In the letter he announced himself as Aurora’s unsuspected soul-mate. Both ‘Southern Stars’, both ‘Anti-Christians’, both exponents of an ‘Epico-Mythico-Tragico-Comico-Super-Sexy-High-Masala-Art’ in which the unifying principle was ‘Technicolor-Story-Line’, they would strengthen each other’s work ‘ … like Frenchy Georges and Spanish Pablo, only better, because of the difference in Gender. Also, I perceive that you are Public Spirited, and interested in many Topics of the Moment; whereas I, I fear, am completely Frivolous – when the Political Sphere bounces into view I become a
malevolent and untamable child, and with a good sharp kick I despatch the said Sphere out of my Zone of Operations. You are a Hero, and I am a spineless Jellyfish; how can we fail to sweep all before us? It will be a union of dreams – for you are Right, while I, unfortunately, am Wrong.’

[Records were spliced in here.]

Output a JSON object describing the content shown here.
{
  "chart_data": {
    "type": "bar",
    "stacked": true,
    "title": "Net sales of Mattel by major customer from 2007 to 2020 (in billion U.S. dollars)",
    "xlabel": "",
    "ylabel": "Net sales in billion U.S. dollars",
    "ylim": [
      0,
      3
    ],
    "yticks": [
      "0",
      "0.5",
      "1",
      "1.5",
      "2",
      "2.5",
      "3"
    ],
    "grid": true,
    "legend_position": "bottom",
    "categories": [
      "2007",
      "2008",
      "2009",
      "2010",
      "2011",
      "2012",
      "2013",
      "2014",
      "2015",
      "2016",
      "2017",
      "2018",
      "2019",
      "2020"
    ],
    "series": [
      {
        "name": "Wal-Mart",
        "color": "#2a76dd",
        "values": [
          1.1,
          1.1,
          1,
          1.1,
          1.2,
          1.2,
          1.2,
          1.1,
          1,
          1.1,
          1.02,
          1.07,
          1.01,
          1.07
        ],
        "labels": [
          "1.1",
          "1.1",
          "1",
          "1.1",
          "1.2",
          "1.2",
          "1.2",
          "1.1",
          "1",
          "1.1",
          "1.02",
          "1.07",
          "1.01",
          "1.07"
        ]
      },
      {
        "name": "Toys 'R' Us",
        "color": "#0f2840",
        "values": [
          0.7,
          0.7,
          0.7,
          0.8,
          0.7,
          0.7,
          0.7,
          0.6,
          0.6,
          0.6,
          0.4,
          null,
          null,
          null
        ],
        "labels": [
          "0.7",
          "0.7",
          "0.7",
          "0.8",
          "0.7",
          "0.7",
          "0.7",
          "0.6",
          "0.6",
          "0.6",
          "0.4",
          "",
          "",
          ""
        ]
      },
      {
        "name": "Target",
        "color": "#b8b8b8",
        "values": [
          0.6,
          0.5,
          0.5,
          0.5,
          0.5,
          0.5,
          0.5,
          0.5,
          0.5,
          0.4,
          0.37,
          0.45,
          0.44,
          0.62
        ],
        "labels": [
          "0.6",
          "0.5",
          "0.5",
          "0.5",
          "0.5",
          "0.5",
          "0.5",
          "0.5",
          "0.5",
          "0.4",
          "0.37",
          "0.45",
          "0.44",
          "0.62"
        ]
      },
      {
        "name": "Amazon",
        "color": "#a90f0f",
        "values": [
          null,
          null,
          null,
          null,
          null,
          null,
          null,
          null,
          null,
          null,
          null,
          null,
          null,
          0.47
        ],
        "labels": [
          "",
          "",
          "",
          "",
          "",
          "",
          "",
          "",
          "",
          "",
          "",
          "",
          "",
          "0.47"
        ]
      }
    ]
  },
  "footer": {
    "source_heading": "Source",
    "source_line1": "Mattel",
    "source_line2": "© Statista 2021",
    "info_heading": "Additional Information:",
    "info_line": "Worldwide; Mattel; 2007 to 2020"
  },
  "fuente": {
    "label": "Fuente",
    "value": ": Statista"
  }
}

When Lambajan Chandiwala at the gates of Elephanta heard his mistress’s peals of laughter, her banshee howls of merriment, wafting towards him on the breeze, he understood that Vasco had outsmarted him, that comedy had vanquished security, and the next time that cheap clown came up the hill he would have to stand to attention and salute. ‘I’ll be watching him, but,’ the chowkidar muttered to his ever-taciturn parrot, ‘one day the stupid lafanga will slip up and when I catch him let’s see on what side of the face is his laugh.’
On an Isfahani rug in the chhatri at the corner of the high terrace, Aurora Zogoiby was reclining in an approximation of the clothed-Maja position when Vasco was brought before her at sunset the next day. She was sipping French champagne and smoking an imported cigarette through a long amber holder, with her Ina-swollen belly propped up on silken cushions. He fell in love with her before she had spoken, fell for her as he had meant never to fall for any woman, and in his falling set in motion a great deal of what would follow. As a spurned lover, he became a darker man.